At the café he would get near to Dymphna’s table and encourage all his crowd to talk about themselves by asking the right sort of questions and not saying too much himself. More and more people would accumulate round his table and eventually someone with a sporting connection would filch away one or two of Dymphna’s party so that it seemed to him, and he hoped to her, that the whole world of the University was attaching itself to him. At this point he would pay a good share of the bill and leave with a girl if he had one, or, if not, with Groarke. They would detach themselves quietly as though they did not want to spoil the party they had collected, as though they had elsewhere some other exciting concourse in hand.
Groarke did not care for this other iron in John’s fire: the writing of papers and the making of speeches.
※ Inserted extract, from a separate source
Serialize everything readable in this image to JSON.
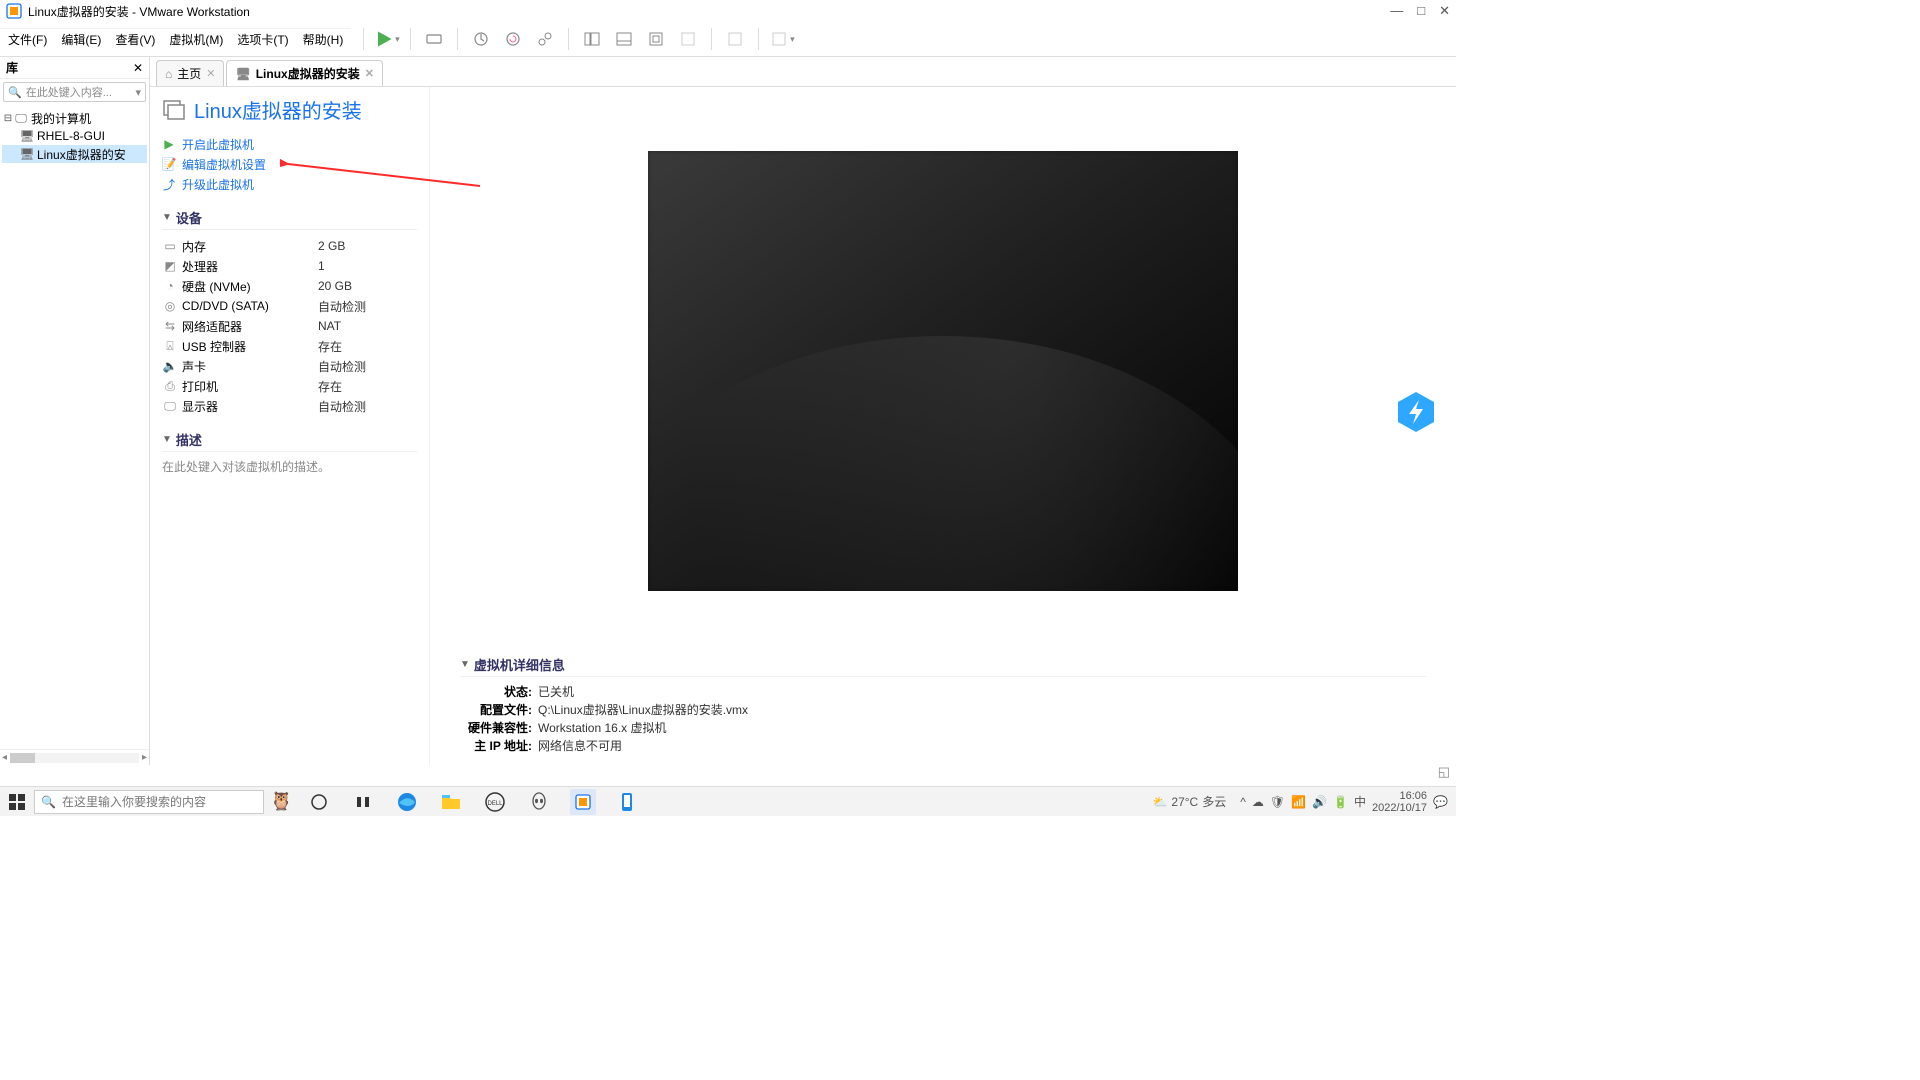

He said, “It’s splitting your forces, it’ll rot you quicker than a woman.”
John did not tell him that, in a sense, it was a woman: that to some extent the Phil was a flanking attack on Dymphna, who coveted success in any form. He would have told him if Groarke had not been in love with Dymphna himself. He would have said. “Why have you started playing rugger, if not for the same reason?” But of course Groarke knew very well what was in his mind, though it was possible that he knew also how much more dangerous ‘the Phil’ was than the Rugger Club.
/> Groarke read secretly: most morbid books. As a boy he had been forcibly steeped in Joyce by his father, later he had read for pleasure Corvo and Saki as well as the erotic literature of the period: Frank Harris, Lawrence and Hemingway. He quoted frequently and accurately from the poetry of Yeats and the early work of T. S. Eliot.
He rarely discussed what he was reading unless they were drinking together or going for a walk which, once John had started to work seriously again, he had consented to do by daylight.
They would take a bus out into the hills beyond Kingstown and walk in the Sunday twilight out through the suburbs into the true country. They would discuss the histology and the pathology of carcinoma and the chronic granulomata, textbooks of which they already possessed and read despite the fact that they would not be able to start the scheduled course until the following year. On such occasions Groarke would salt his theories with quotations from The Dubliners or dark lines from Yeats, The Waste Land or the Cantos of Ezra Pound.
The world would take on a mysterious quality, an unease, a nasty haunting which seemed to have a power of drawing actual events into its progress; so that, when it was over, John could never be quite sure how much of it had been only ideas discussed and how much a reality encountered.
On one such Sunday when they had decided to walk out to Greystones, Groarke started talking about The Green Child by Herbert Read. He related the story of a man revisiting his childhood home and finding his memory of it confused, the river running backwards and the houses on the wrong side of the street; he went on to describe the narrator’s descent through the surface of a pool into a world of dancers, sages and human crystals. Suddenly he stopped and said, “Lift me up by that wall.”
“Why?”
“I want to see what’s over it.”
When John had lifted him he asked, “Well, what did you see?” and Groarke said, “A green baby,” and started to laugh under the tall trees which overhung the road.
“I don’t believe you.”
“See for yourself,” Groarke had said, lifting him up.